La Planète au Trésor, un nouvel univers renoue avec une longue tradition en s’ouvrant sur un livre que l’on feuillète pour raconter une histoire. Il ne s’agit pas d’un gros volume de conte comme dans les plus anciens classiques Disney, mais d’un livre qui s’anime comme le long-métrage que l’on regarde. Cette mise en abîme permet à Ron Clements et John Musker d’introduire le futur : même si les dessins rappellent plus le Moyen-Âge, on est bien dans un univers de science-fiction. D’emblée, on note bien la particularité de ce futur : il est surtout tourné vers le passé. De fait, la majorité des décors évoque plutôt l’époque médiévale, tandis que les vaisseaux spatiaux sont en fait de vieux gréements avec des voiles qui absorbent l’énergie solaire et des réacteurs à l’arrière pour les propulser dans l’espace. Un choix original, qui n’appelle après tout aucun commentaire particulier : pourquoi ne pas imaginer un tel univers, sachant qu’il ne s’agit visiblement pas de notre futur direct. Pour autant que l’on sache, on est ici dans un univers parallèle qui n’a rien à voir avec le nôtre, même si La Planète au Trésor, un nouvel univers importe astucieusement des touches connues. L’idée de l’astroport en forme de lune est, à cet égard, plutôt bien vue. L’environnement est familier, mais différent, et l’idée des différentes races est aussi plutôt bien vue dans l’esprit d’un Disney. Les dessinateurs ont imaginé des créatures en s’inspirant d’animaux, mais en les modifiant légèrement pour en créer des personnages différents. De la terrifiante araignée mâtinée de crabe à la charmante chatte sur pied, l’imagination est au rendez-vous et cela fonctionne assez bien. On apprécie aussi la nouvelle technique qui mêle décors informatisés et personnages dessinés à la main : grâce à elle, la caméra bouge librement et les réalisateurs l’ont très bien utilisé, pour offrir de belles images dans l’espace.

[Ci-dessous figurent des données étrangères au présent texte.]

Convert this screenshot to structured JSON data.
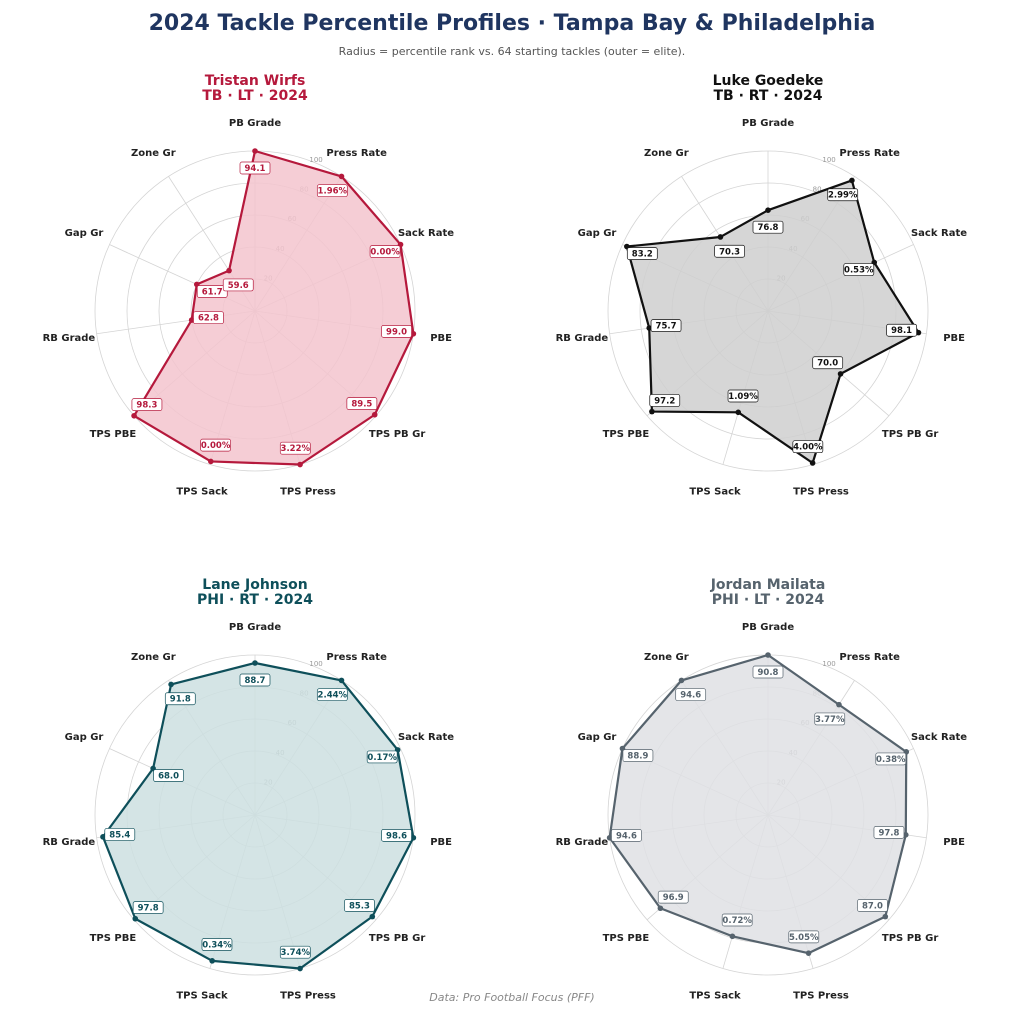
{
  "title": "2024 Tackle Percentile Profiles  ·  Tampa Bay & Philadelphia",
  "subtitle": "Radius = percentile rank vs. 64 starting tackles (outer = elite).",
  "source": "Data: Pro Football Focus (PFF)",
  "chart_data": [
    {
      "type": "radar",
      "title": "Tristan Wirfs",
      "subtitle": "TB · LT · 2024",
      "color": "#b5193c",
      "fill": "#f3c4ce",
      "categories": [
        "PB Grade",
        "Press Rate",
        "Sack Rate",
        "PBE",
        "TPS PB Gr",
        "TPS Press",
        "TPS Sack",
        "TPS PBE",
        "RB Grade",
        "Gap Gr",
        "Zone Gr"
      ],
      "values": [
        100,
        100,
        100,
        100,
        99,
        100,
        98,
        100,
        40,
        40,
        30
      ],
      "point_labels": [
        "94.1",
        "1.96%",
        "0.00%",
        "99.0",
        "89.5",
        "3.22%",
        "0.00%",
        "98.3",
        "62.8",
        "61.7",
        "59.6"
      ],
      "rlim": [
        0,
        100
      ],
      "rticks": [
        20,
        40,
        60,
        80,
        100
      ]
    },
    {
      "type": "radar",
      "title": "Luke Goedeke",
      "subtitle": "TB · RT · 2024",
      "color": "#111111",
      "fill": "#cfcfcf",
      "categories": [
        "PB Grade",
        "Press Rate",
        "Sack Rate",
        "PBE",
        "TPS PB Gr",
        "TPS Press",
        "TPS Sack",
        "TPS PBE",
        "RB Grade",
        "Gap Gr",
        "Zone Gr"
      ],
      "values": [
        63,
        97,
        73,
        95,
        60,
        99,
        66,
        96,
        75,
        97,
        55
      ],
      "point_labels": [
        "76.8",
        "2.99%",
        "0.53%",
        "98.1",
        "70.0",
        "4.00%",
        "1.09%",
        "97.2",
        "75.7",
        "83.2",
        "70.3"
      ],
      "rlim": [
        0,
        100
      ],
      "rticks": [
        20,
        40,
        60,
        80,
        100
      ]
    },
    {
      "type": "radar",
      "title": "Lane Johnson",
      "subtitle": "PHI · RT · 2024",
      "color": "#0e4f5a",
      "fill": "#cddfe1",
      "categories": [
        "PB Grade",
        "Press Rate",
        "Sack Rate",
        "PBE",
        "TPS PB Gr",
        "TPS Press",
        "TPS Sack",
        "TPS PBE",
        "RB Grade",
        "Gap Gr",
        "Zone Gr"
      ],
      "values": [
        95,
        100,
        98,
        100,
        97,
        100,
        95,
        99,
        96,
        70,
        97
      ],
      "point_labels": [
        "88.7",
        "2.44%",
        "0.17%",
        "98.6",
        "85.3",
        "3.74%",
        "0.34%",
        "97.8",
        "85.4",
        "68.0",
        "91.8"
      ],
      "rlim": [
        0,
        100
      ],
      "rticks": [
        20,
        40,
        60,
        80,
        100
      ]
    },
    {
      "type": "radar",
      "title": "Jordan Mailata",
      "subtitle": "PHI · LT · 2024",
      "color": "#56636d",
      "fill": "#dfe1e4",
      "categories": [
        "PB Grade",
        "Press Rate",
        "Sack Rate",
        "PBE",
        "TPS PB Gr",
        "TPS Press",
        "TPS Sack",
        "TPS PBE",
        "RB Grade",
        "Gap Gr",
        "Zone Gr"
      ],
      "values": [
        100,
        82,
        95,
        87,
        97,
        90,
        79,
        89,
        100,
        100,
        100
      ],
      "point_labels": [
        "90.8",
        "3.77%",
        "0.38%",
        "97.8",
        "87.0",
        "5.05%",
        "0.72%",
        "96.9",
        "94.6",
        "88.9",
        "94.6"
      ],
      "rlim": [
        0,
        100
      ],
      "rticks": [
        20,
        40,
        60,
        80,
        100
      ]
    }
  ]
}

Le problème de ce classique est, à nouveau, de n’avoir pas su choisir entre les enfants et les adultes. Dans l’ensemble, cette science-fiction est largement édulcorée pour les enfants. L’espace imaginé pour les besoins de La Planète au Trésor, un nouvel univers n’est pas noir et vide : il y a des sortes de baleines spatiales qui s’y déplacent, et il y a même la notion de jour et de nuit. Inutile de dire que le son s’y propage et que l’on peut même y vivre sans casque ni combinaison. Même si toutes ces caractéristiques affoleront les amateurs de science-fiction plus stricte, elles sont après tout acceptables, mais pourquoi alors avoir ajouté la notion de gravité ? Les vaisseaux spatiaux doivent créer une gravité artificielle, une idée qui semble assez gratuite et qui ne doit servir que d’excuse au scénario, à un moment donné. Plus généralement, Ron Clements et John Musker multiplient les personnages comiques avec le robot qui a perdu la mémoire, le scientifique maladroit qui mène l’expédition, ou encore le capitaine et son second atypiques. Dans le même temps, le long-métrage commence avec une ambiance assez sombre et on retrouve à plusieurs reprises des thématiques plus adultes, qui ne semblent pas à leur place dans un ensemble plus enfantin. Le public visé semble être à l’image du héros, un adolescent, mais le public de 2002 pourra-t-il se retrouver dans cet ado qui porte une boucle d’oreille et une veste en cuir, comme ceux que l’on critiquait dans les années 1970 ou 1980 ? On apprécie certains choix scénaristiques, comme l’absence d’histoire d’amour pour le héros — même si l’amour n’est pas totalement absent —, mais on comprend mal ce que vient faire l’unique chanson du film qui semble sortir de nulle part et qui n’a pas sa place ici. Bref, La Planète au Trésor, un nouvel univers est un film constamment déséquilibré, ce qui explique l’impression d’échec.
Le public ne s’y est pas trompé : alors que La Planète au Trésor, un nouvel univers a été un des Disney les plus couteux — la généralisation de l’informatique pour tous les décors n’y est pas pour rien —, il ne récolte quasiment rien à sa sortie dans les salles. Un échec cuisant pour le studio, alors même que Lilo & Stitch sorti plus tôt dans l’année a été un énorme succès. Fort de ce constat, Disney se recentre plutôt sur les enfants et le studio n’a pas changé cette nouvelle orientation depuis.